Game shows have not only entertained American audiences for decades and been the subject of many a quality Saturday Night Live sketch, they can also be useful educational tools in the classroom. Playing Jeopardy or having a review game in class is an entertaining and low-stakes way for students to test their understanding of topics and identify any gaps to fill before an upcoming exam.

How can we best replicate the lively, competitive atmosphere of a real quiz show in the classroom? In this review we look at both smartphone applications and physical buzzers to take classroom quiz bowls to the next level. For detailed reviews, continue reading. For a simple summary, scroll to the bottom of the page.

Smartphone Apps

Our current recommendation for a smartphone buzzer app is the Trivia Bowl Buzzer, an app that uses Bluetooth to connect up to 16 Apple devices at a time. A sound and vibration indicate the first person to buzz in, and the “game host,” (the professor overseeing the game) can see on her device the order in which the players have responded.

The Trivia Bowl Buzzer is inexpensive ($3.99 for the game host and free for all other players) and a fun way for people to test their knowledge in the classroom. One drawback is that the app is only available for download on Apple devices (iPhones, iPads, and iPods), excluding Android and non-smartphone users. However, if playing in teams, the game requires only one team representative to have the app downloaded on his device.

Speed Quizzing is a similar buzzer application that unlike the Trivia Bowl Buzzer, is available for both Android and Apple users. This app is free for up to four devices in demo mode, $30 per event for up to 32 devices, but there is a free, six-month educational trial for classroom instructors. Compared with the Trivia Bowl Buzzer, however, Speed Quizzing was more complicated to set up and devices often had difficulty connecting. Because it may require more troubleshooting that may impact already-limited class time, Trivia Bowl Buzzer is our runner-up application.


We looked at several other apps but cannot recommend them because they either had poor reviews or were unable to connect multiple devices wirelessly.

Physical Buzzers

Though smartphone apps are convenient, nothing beats the satisfaction of smacking a red button. Among the multitude of buzzers out there, the following three had solid reviews on Amazon and other sites.


Learning Resources Answer Buzzers is a set of four buzzers costing $15-$20, each with a distinctive sound to distinguish which player responds first. For a few dollars more, instructors can upgrade to buzzers that light up in addition to making a sound. Another version of Learning Resources buzzers allows players to customize their buzzer sound to avoid any potential confusion if there are multiple games being played at the same time.

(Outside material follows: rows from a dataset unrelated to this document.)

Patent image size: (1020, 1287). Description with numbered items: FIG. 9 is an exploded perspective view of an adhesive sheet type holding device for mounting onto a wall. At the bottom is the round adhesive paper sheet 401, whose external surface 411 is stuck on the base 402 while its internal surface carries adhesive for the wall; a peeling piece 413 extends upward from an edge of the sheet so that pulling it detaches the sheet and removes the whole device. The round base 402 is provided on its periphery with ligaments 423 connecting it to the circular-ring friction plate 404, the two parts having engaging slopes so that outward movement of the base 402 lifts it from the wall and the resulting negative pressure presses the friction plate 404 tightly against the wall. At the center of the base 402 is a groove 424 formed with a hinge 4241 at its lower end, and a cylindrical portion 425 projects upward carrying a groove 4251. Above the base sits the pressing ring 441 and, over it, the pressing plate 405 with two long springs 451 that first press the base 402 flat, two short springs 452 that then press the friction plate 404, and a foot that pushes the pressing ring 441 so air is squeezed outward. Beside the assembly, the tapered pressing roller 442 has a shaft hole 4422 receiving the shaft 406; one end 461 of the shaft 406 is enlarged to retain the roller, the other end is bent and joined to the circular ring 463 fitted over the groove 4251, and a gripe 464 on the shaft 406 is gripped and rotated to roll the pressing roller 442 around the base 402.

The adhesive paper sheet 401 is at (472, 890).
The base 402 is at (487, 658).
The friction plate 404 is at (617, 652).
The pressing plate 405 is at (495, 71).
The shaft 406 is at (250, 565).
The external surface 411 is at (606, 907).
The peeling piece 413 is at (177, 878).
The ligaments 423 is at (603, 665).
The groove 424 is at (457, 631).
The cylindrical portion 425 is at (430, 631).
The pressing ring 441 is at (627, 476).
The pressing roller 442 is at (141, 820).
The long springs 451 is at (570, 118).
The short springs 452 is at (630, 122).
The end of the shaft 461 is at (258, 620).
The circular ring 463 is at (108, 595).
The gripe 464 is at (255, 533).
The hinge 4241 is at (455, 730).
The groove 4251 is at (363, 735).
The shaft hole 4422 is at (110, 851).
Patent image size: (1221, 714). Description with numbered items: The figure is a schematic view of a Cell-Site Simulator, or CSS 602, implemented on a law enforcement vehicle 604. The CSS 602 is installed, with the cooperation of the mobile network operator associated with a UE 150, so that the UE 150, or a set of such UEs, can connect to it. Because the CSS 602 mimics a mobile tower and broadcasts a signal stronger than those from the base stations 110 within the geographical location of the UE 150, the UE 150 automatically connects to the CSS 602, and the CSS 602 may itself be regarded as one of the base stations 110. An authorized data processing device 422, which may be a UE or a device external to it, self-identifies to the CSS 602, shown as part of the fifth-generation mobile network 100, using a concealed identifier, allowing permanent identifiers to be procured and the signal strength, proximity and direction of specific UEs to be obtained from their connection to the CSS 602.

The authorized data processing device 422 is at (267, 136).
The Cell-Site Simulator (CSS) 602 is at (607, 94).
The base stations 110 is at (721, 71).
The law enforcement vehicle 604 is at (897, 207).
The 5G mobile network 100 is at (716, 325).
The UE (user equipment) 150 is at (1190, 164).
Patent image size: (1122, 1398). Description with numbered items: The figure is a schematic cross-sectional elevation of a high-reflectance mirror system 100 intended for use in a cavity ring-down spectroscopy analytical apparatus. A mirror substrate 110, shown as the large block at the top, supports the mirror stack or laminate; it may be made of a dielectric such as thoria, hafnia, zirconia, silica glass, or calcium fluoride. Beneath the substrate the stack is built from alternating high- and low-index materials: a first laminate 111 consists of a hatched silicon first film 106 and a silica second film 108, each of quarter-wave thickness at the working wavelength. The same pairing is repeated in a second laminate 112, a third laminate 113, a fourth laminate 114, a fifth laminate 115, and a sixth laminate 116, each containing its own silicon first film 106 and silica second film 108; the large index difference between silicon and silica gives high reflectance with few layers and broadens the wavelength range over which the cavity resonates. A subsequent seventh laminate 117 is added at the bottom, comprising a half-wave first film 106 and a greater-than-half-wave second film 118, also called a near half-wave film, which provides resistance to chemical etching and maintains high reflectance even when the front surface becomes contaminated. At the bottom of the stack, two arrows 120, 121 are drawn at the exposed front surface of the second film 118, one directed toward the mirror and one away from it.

The Educational Insights Wireless Eggspert 2.4 GHz ($96.79 for wireless, $42.00 for wired) is a system that allows up six players to participate at a time. The Eggspert, aptly named for its egg-shaped buzzer, features two playing options: in the traditional “quiz show” mode, the first person to respond has their buzzer light up. In the “scrambled eggs” mode, the device will randomly choose a student by lighting up their buzzer, making it a good option for professors who enjoy catching students off-guard with a pop quiz.

The Me First v.2. Fun Wireless Game Answer Buzzer System is the most expensive and professional-looking of the physical buzzers, costing $264.95 for a set of four or $439.00 for a set of twelve light-up, wireless “personal answer domes” (P.A.D.s.). Additional P.A.D.s are sold separately and up to 36 people can play at a time, with the first buzzer hit turning green and all others turning red.


We offer no specific recommendation for physical buzzers, but leave it to instructors to pick the one above that best meets their feature needs for the lowest cost.

In Short

Based on our own testing and reading online reviews, the Trivia Bowl Buzzer seems like the simplest, cheapest option. Free for students and $3.99 for the “game host,” it requires no additional hardware other than the players’ phones. The app’s incompatibility with Android devices should not be an issue given that only one Apple device is required when playing in groups. Armed with a good bank of questions, the Trivia Bowl Buzzer, and your best Alex Trebek impression, your next quiz bowl will be one to remember.